Pour l’heure, face à l’inaction de l’Etat central, seul le rebond de l’Octroi de mer depuis 2022 permet aux Antilles d’éviter un naufrage. Or, paradoxalementxi, c’est aux Antilles que la fronde contre l’Octroi de mer est la plus forte pour supprimer cette ultime soupape présentée au contraire par le Front Anti-octroi de mer comme un « verrou » qui enferme. Reste donc à ouvrir les vannes… pour constater le déluge…et vogue la galère…

Un débat loyal ?

Chaque impôt présente ses propres complexités, avantages et inconvénients. Mais en ce qui concerne l’Octroi de mer, le débat est souvent caricatural, entaché de convoitises ou d’une méconnaissance, et la plupart du temps les deux à la fois. Autrement dit, il semble quasiment impossible d’avoir un débat loyal sur l’octroi de mer, chacun avançant masqué, en premier lieu l’Etat, mais pas que…

Dans ces conditions, une réforme apparaît périlleuse, car en définitive ce levier fiscal aux mains des collectivités locales joue un rôle majeur dans l’équilibre financier de ces territoires (40% des recettes de fonctionnement des communes et 15% de celles des régions). Et ce qui est attaqué, ce n’est pas toujours l’Octroi de mer, en tant que tel, mais bien cette prérogative fiscale dont sont privées les collectivités de l’Hexagone parce qu’elles se situent dans un territoire où l’Etat a toujours investi massivement. Par conséquent, ce que l’on reproche à l’Octroi de mer (histoire, collusion avec les Békés, …), pourrait bien n’être aussi qu’une vaste entreprise de diversion, menée tambour battant pour in fine limiter le pouvoir des élus et les ressources des territoires…(tout en atteignant d’autres résultats ou objectifs, Voir plus loin)

L’Octroi de mer : Qu’es aquò ?

Pour rappel, l’Octroi de mer, c’est l’équivalent de l’Octroi, une taxe sur les marchandises entrant aux « portes de la ville », créée à Paris au XIIIème siècle, généralisée sous Colbert au XVIIème siècle y compris dans les colonies (aux « portes de la mer »), et supprimée en 1948, sauf dans les DOM où les recettes fiscales de remplacement sont trop faibles et où il existe des abattements obligatoires pour les ménages (40% pour la taxe d’habitation) non compensés par l’Etat.

L’Octroi de mer représente un soutien financier de l’Etat qui renonce à des recettes de TVA destinées à la France entière pour laisser aux territoires l’Octroi de mer afin de répondre à leurs enjeux spécifiques.

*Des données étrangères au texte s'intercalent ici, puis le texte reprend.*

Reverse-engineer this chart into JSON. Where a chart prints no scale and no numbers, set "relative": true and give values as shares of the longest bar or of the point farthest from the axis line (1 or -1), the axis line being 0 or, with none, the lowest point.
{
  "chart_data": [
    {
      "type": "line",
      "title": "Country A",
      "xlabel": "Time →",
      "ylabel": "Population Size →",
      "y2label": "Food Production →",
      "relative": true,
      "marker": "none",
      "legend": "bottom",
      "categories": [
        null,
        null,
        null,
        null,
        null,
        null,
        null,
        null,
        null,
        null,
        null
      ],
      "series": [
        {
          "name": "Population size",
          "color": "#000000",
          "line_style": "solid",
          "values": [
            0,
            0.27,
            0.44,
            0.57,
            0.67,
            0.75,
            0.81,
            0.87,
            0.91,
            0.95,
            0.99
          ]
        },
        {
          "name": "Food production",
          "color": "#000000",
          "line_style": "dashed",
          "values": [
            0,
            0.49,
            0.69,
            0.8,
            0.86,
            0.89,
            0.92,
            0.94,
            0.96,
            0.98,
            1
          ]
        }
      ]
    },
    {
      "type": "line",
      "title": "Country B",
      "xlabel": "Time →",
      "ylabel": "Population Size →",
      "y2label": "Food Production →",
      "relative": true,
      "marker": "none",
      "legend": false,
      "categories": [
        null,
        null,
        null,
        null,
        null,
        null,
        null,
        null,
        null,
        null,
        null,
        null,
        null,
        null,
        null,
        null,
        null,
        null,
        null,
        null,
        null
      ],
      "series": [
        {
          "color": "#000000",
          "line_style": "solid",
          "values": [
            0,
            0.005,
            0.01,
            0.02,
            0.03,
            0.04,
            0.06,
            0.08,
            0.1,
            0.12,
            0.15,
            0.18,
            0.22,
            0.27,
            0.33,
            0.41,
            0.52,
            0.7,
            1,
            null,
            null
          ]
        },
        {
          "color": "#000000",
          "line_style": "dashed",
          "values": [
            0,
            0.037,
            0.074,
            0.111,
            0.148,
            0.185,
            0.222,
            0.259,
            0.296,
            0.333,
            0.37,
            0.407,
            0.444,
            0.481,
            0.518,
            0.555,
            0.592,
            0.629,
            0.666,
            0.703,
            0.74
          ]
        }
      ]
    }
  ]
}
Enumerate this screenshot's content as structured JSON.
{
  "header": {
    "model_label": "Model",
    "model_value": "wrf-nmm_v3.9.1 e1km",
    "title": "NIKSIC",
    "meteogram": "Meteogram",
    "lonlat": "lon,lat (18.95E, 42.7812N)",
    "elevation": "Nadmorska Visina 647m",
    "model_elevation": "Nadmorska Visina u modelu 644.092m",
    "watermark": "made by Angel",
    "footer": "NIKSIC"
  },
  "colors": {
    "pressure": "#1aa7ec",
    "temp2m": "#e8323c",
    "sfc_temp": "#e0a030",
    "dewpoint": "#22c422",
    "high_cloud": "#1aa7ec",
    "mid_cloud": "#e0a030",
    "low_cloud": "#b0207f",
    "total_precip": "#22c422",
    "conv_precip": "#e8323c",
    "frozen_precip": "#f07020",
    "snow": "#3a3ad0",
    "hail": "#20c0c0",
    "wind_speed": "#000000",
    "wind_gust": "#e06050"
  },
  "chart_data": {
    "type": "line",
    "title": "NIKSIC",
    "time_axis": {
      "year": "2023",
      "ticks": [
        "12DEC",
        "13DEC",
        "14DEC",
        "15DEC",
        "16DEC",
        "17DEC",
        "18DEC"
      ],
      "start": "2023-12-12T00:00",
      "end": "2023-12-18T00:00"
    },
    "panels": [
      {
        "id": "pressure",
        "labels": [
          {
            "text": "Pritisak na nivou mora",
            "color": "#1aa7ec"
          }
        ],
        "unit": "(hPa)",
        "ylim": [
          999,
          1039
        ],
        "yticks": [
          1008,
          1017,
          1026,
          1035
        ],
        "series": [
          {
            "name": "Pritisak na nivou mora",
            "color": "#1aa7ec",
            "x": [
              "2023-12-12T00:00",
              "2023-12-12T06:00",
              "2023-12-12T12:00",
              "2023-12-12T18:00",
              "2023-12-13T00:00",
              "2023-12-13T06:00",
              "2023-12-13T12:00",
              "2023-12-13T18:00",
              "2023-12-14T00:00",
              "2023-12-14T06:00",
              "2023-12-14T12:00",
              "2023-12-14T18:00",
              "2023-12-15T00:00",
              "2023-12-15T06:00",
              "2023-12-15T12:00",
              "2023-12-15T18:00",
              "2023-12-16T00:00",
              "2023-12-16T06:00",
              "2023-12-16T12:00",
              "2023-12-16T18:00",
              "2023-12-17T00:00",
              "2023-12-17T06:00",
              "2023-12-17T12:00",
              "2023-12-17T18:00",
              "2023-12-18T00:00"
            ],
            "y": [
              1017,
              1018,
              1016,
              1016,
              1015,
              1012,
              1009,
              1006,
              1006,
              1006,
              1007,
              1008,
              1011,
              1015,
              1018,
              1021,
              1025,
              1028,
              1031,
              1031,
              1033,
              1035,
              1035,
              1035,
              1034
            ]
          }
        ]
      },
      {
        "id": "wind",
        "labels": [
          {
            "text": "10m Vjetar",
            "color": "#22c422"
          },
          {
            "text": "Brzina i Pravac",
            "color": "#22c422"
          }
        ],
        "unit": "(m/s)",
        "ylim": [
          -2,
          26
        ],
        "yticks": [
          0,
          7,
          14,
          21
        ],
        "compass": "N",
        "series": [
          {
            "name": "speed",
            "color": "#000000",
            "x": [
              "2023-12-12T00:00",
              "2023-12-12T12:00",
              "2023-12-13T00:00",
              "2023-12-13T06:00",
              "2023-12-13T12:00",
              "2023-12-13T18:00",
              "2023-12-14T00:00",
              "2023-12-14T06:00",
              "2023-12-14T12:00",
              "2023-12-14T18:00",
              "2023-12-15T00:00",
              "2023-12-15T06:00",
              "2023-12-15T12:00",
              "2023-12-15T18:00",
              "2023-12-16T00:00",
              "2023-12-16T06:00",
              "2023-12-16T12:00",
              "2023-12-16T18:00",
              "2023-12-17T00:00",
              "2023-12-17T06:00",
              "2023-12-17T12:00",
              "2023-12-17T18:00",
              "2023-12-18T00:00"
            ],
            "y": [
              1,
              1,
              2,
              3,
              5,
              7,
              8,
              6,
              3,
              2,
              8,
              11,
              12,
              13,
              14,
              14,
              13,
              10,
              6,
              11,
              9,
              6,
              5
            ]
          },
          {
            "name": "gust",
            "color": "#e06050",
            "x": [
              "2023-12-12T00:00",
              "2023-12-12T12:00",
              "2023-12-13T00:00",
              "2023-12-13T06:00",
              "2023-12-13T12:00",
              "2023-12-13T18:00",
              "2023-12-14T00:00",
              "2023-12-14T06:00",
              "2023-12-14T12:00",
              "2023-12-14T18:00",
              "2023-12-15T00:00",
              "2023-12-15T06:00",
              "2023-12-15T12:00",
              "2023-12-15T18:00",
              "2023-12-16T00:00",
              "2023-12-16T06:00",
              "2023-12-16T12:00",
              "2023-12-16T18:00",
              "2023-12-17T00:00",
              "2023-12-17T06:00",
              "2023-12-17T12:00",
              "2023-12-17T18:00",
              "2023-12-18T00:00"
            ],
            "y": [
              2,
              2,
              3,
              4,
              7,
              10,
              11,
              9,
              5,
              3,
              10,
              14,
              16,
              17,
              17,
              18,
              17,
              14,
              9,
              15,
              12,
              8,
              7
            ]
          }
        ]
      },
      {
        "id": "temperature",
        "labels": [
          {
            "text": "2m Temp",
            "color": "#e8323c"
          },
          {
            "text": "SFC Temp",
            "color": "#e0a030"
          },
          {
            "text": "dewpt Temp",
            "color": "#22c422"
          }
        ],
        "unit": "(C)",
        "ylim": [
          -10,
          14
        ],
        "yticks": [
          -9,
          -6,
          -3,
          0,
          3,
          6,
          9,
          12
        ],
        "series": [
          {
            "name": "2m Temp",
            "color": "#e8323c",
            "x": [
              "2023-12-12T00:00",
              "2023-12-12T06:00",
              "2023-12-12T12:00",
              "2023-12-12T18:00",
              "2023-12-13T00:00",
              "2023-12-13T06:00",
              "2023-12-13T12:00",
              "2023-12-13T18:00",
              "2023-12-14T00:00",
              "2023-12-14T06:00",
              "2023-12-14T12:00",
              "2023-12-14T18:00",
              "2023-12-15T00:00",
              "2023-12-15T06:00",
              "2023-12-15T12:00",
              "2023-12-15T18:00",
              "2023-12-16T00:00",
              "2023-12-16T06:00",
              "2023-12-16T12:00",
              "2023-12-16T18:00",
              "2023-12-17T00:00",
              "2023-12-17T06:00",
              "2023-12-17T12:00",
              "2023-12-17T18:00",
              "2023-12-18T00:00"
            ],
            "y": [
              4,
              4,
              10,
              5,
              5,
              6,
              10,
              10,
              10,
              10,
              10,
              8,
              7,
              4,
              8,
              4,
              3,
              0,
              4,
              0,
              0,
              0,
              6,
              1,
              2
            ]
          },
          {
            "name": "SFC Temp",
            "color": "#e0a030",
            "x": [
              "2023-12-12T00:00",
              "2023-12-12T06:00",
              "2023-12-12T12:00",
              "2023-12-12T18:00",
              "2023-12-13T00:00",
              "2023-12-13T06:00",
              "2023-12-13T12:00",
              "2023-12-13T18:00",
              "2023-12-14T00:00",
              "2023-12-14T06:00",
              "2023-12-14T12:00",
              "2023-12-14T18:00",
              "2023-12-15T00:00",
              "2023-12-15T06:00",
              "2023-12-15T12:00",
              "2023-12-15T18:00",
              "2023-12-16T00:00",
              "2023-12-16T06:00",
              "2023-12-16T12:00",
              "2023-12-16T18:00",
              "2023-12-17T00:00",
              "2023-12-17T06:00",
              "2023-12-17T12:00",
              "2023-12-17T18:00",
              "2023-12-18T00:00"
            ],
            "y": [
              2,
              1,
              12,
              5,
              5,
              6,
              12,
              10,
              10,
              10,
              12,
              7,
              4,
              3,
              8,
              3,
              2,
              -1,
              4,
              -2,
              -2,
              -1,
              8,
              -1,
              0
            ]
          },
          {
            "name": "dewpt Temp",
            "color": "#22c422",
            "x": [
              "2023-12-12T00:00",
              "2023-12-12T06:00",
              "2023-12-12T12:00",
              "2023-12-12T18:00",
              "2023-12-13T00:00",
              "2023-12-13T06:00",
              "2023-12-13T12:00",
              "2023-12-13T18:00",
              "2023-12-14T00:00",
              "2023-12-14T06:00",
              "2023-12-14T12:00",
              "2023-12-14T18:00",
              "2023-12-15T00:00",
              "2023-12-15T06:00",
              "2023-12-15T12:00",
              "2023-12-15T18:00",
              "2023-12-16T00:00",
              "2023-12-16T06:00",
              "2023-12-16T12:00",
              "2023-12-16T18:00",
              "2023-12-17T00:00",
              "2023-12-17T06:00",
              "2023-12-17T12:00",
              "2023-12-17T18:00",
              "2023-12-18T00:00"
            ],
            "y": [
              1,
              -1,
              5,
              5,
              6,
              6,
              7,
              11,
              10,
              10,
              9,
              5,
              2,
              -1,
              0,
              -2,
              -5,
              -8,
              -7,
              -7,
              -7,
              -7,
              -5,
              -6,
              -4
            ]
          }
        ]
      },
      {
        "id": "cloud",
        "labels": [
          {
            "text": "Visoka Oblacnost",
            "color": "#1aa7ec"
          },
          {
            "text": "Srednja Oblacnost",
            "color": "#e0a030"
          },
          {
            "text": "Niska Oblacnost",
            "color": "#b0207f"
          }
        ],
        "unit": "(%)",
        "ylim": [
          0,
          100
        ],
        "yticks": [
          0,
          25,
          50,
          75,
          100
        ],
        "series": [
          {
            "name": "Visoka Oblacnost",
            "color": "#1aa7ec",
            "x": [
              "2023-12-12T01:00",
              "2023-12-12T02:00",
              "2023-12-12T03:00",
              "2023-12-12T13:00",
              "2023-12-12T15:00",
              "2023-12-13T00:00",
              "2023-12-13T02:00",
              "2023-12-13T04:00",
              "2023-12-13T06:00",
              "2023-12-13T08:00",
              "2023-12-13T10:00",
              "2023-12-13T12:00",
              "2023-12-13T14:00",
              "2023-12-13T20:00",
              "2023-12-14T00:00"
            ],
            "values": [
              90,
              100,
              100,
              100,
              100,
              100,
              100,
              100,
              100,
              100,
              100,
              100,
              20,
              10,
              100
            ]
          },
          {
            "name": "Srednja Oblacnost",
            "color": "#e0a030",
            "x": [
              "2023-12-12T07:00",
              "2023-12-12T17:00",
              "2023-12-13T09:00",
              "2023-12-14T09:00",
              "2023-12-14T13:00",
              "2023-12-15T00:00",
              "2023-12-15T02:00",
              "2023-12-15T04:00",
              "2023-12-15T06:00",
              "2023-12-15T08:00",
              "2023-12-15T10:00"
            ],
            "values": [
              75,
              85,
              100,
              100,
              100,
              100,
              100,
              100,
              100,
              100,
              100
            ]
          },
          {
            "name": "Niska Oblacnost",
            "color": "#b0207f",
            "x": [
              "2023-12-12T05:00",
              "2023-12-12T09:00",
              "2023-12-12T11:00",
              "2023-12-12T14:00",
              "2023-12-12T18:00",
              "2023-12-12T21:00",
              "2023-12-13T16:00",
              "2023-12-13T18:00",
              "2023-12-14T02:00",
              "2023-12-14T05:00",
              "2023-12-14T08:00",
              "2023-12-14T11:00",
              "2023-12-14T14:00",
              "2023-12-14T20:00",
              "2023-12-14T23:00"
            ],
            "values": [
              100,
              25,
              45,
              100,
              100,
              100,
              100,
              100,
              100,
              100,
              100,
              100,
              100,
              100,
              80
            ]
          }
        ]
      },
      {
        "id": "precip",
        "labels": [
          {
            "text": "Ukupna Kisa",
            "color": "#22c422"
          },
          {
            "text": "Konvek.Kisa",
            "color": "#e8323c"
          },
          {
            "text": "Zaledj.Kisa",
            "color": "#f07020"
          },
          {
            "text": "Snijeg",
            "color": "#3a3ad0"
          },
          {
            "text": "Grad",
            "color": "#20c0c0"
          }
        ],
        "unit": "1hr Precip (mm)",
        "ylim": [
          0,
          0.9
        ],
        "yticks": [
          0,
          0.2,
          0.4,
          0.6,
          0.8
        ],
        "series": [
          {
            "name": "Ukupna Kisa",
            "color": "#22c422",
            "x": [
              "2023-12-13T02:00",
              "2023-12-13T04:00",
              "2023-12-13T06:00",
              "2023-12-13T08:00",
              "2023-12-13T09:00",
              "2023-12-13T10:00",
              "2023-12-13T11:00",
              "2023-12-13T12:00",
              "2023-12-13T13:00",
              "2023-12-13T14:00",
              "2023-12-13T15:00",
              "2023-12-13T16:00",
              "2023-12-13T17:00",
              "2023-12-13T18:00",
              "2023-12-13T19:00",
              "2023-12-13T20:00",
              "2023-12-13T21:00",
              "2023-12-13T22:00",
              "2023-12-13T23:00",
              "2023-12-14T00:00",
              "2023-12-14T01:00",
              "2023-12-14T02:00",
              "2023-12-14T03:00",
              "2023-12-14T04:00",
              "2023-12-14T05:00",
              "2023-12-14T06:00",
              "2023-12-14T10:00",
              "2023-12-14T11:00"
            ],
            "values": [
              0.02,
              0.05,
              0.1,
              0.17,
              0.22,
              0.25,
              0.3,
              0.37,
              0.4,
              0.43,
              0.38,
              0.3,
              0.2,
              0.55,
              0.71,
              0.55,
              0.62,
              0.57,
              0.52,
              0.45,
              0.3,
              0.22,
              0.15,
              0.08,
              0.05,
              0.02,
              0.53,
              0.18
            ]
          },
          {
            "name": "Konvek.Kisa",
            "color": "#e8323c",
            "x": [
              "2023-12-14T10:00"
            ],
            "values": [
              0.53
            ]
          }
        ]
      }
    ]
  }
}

Ce soutien présenté comme provisoire en 1948, perdure en raison de handicaps structurels provocant la faiblesse de la fiscalité locale.

Par ailleurs, l’Octroi de mer taxe de la même manière les biens, quelle que soit leur provenance : il ne joue pas le rôle qu’on lui prête dans le « Pacte colonial », qui empêchait à la colonie de commercer avec les pays voisins. Au contraire, au grand dam des fonctionnaires de Bercy (et du RN) il instaure une barrière fiscale avec la « Métropole » (!). Une taxe qui par conséquent a résisté aux assauts incessants de l’Etat français depuis des sièclesxii et dont, selon l’adage des fiscalistes, l’âge serait plutôt une vertu : « Viel impôt, Bon impôt ».

L’Octroi de mer, une taxe à la consommation qui équivaut en moyenne à 750 euros par habitant dans les DOMxiii (raison pour laquelle le RN demande sa suppression) contre 4 000 euros par habitant pour la TVA en France (!).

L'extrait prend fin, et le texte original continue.